By: Rakhi Bhavnani, Aditi Banerjee, Catherine Burtonboy, Osama Hamad, Alejandra Linares Rivas, Sahar Safaie

The report Natural Disasters in MNA: A Regional Overview analyzes the risks the region faces and the measures and tools that the countries have adopted to enhance their preparedness. Developed by the World Bank in collaboration with the Middle East and North Africa (MENA) governments, the United Nations, and regional institutions, this report also looks at the disaster risk management (DRM) experience from around the world, and proposes a path to improve the resilience of MENA countries to natural hazards.

This overview first analyzes in depth the sources of vulnerability to natural hazards in the region, such as water scarcity, increasing climate variability and a fast-growing population, which is progressively concentrating in urban areas in insecure and unplanned settlements. The urban population already accounts for 62 percent of the total population, with this figure is expected to double by 2040.

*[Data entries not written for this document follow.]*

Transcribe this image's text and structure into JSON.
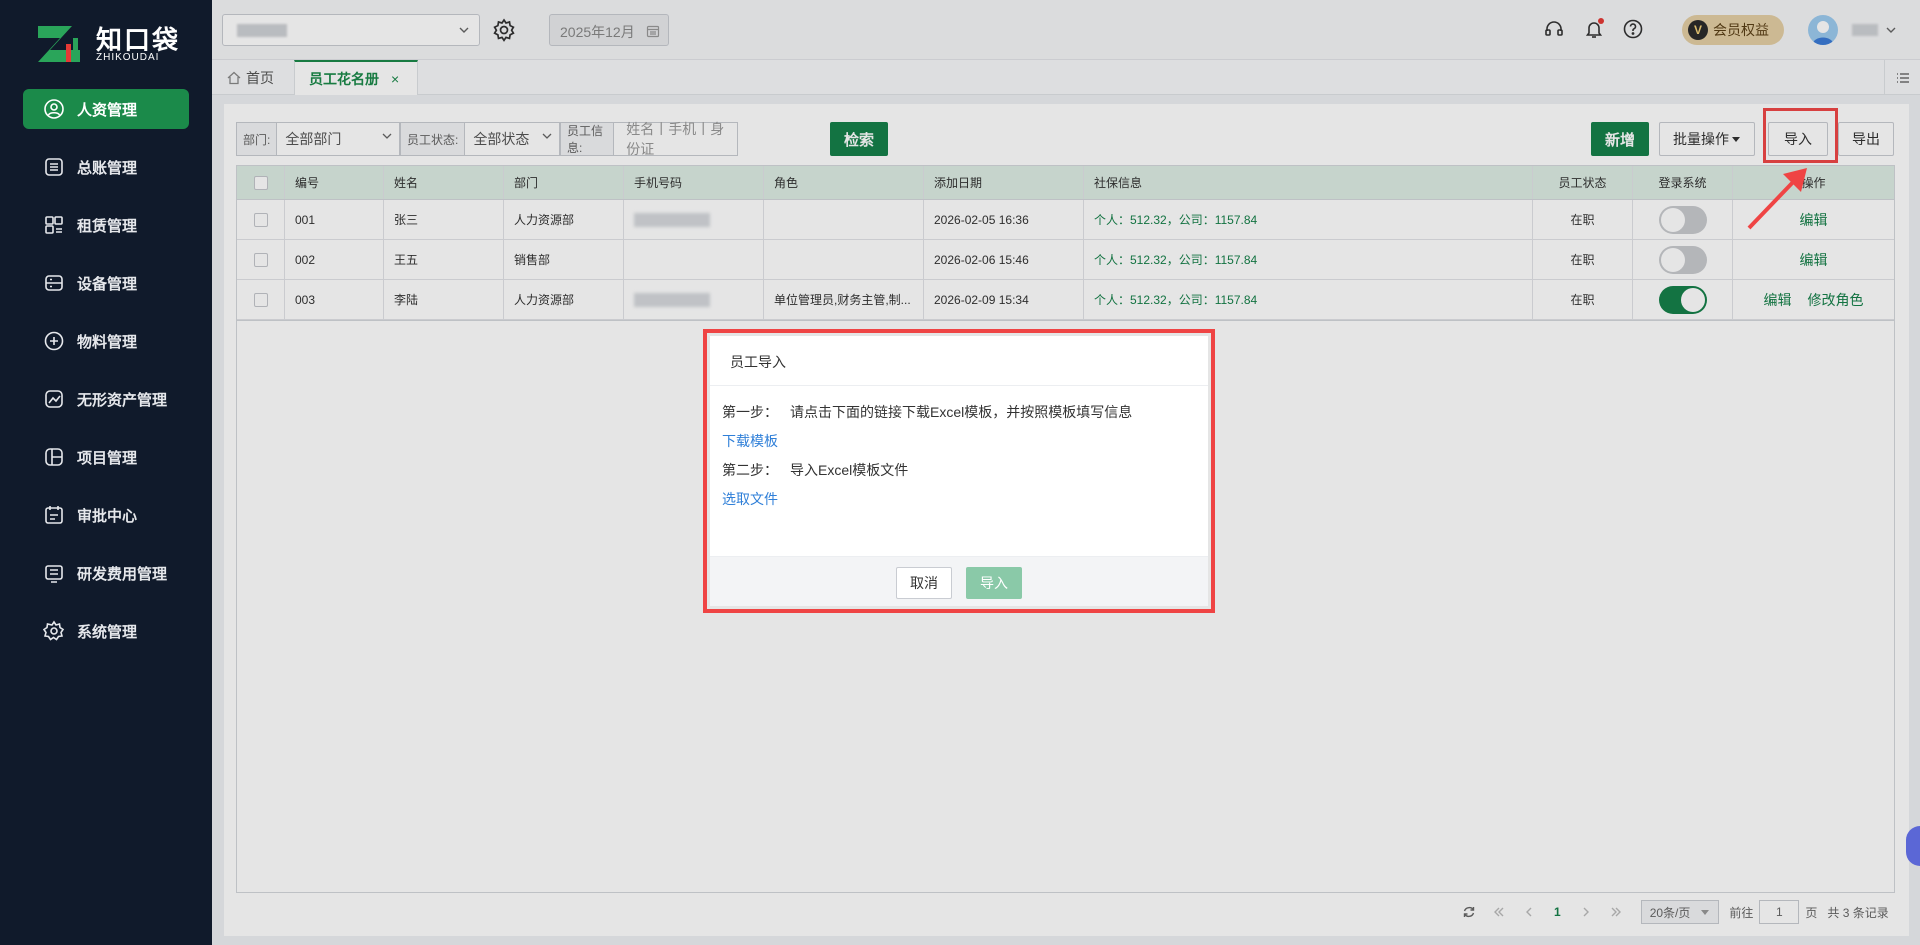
{
  "brand": {
    "title": "知口袋",
    "subtitle": "ZHIKOUDAI"
  },
  "sidebar": {
    "items": [
      {
        "label": "人资管理",
        "icon": "user-circle-icon",
        "active": true
      },
      {
        "label": "总账管理",
        "icon": "ledger-icon"
      },
      {
        "label": "租赁管理",
        "icon": "lease-icon"
      },
      {
        "label": "设备管理",
        "icon": "device-icon"
      },
      {
        "label": "物料管理",
        "icon": "material-icon"
      },
      {
        "label": "无形资产管理",
        "icon": "intangible-asset-icon"
      },
      {
        "label": "项目管理",
        "icon": "project-icon"
      },
      {
        "label": "审批中心",
        "icon": "approval-icon"
      },
      {
        "label": "研发费用管理",
        "icon": "rd-expense-icon"
      },
      {
        "label": "系统管理",
        "icon": "settings-icon"
      }
    ]
  },
  "topbar": {
    "date": "2025年12月",
    "member_label": "会员权益",
    "member_badge": "V"
  },
  "tabs": {
    "home": "首页",
    "active": "员工花名册",
    "close": "×"
  },
  "filters": {
    "dept_label": "部门:",
    "dept_value": "全部部门",
    "status_label": "员工状态:",
    "status_value": "全部状态",
    "info_label": "员工信息:",
    "info_placeholder": "姓名丨手机丨身份证",
    "search_button": "检索"
  },
  "actions": {
    "add": "新增",
    "batch": "批量操作",
    "import": "导入",
    "export": "导出"
  },
  "table": {
    "columns": [
      "编号",
      "姓名",
      "部门",
      "手机号码",
      "角色",
      "添加日期",
      "社保信息",
      "员工状态",
      "登录系统",
      "操作"
    ],
    "rows": [
      {
        "id": "001",
        "name": "张三",
        "dept": "人力资源部",
        "role": "",
        "date": "2026-02-05 16:36",
        "social": "个人：512.32，公司：1157.84",
        "status": "在职",
        "login": false,
        "ops": [
          "编辑"
        ]
      },
      {
        "id": "002",
        "name": "王五",
        "dept": "销售部",
        "role": "",
        "date": "2026-02-06 15:46",
        "social": "个人：512.32，公司：1157.84",
        "status": "在职",
        "login": false,
        "ops": [
          "编辑"
        ]
      },
      {
        "id": "003",
        "name": "李陆",
        "dept": "人力资源部",
        "role": "单位管理员,财务主管,制...",
        "date": "2026-02-09 15:34",
        "social": "个人：512.32，公司：1157.84",
        "status": "在职",
        "login": true,
        "ops": [
          "编辑",
          "修改角色"
        ]
      }
    ]
  },
  "pagination": {
    "current": "1",
    "page_size": "20条/页",
    "goto_prefix": "前往",
    "goto_value": "1",
    "goto_suffix": "页",
    "total": "共 3 条记录"
  },
  "modal": {
    "title": "员工导入",
    "step1_label": "第一步：",
    "step1_text": "请点击下面的链接下载Excel模板，并按照模板填写信息",
    "download_link": "下载模板",
    "step2_label": "第二步：",
    "step2_text": "导入Excel模板文件",
    "select_link": "选取文件",
    "cancel": "取消",
    "confirm": "导入"
  },
  "colors": {
    "sidebar_bg": "#101a2b",
    "accent": "#16814a",
    "highlight": "#ef4444",
    "link": "#2f7fd8"
  }
}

Additionally, 3 percent of the region’s surface area is home to 92 percent of the total population. Citizens in urban areas must deal with floods on a regular basis with limited structural protection, inadequate citywide drainage systems, and weak nonstructural flood mitigation measures.

The report later looks at the DRM progress in MENA countries and the progressive shift from reactive measures in response to a so-called natural disaster, toward ex-ante actions to prevent the disastrous effects of natural hazards. Governments have a better understanding of the risks their countries face; they are also raising awareness among the population and changing their policies, as seen in the creation of DRM-specific institutions and investments in programs around the region. These programs include early warning systems and national and city-level risk assessments.

While a certain level of momentum has been building on DRM in MENA, it has not yet been matched with the integrated approaches required to manage disaster risks effectively. For this reason, the last two sections of the regional overview focus on the World Bank DRM past, current, and proposed future work in MENA while looking at best practices from all over the world. Experiences like Pakistan’s institutional coordination, water scarcity alleviation in China, or micro-insurance in Malawi, could be adapted to the regional context.

The report includes in its annexes detailed risk management profiles of all the countries in the region.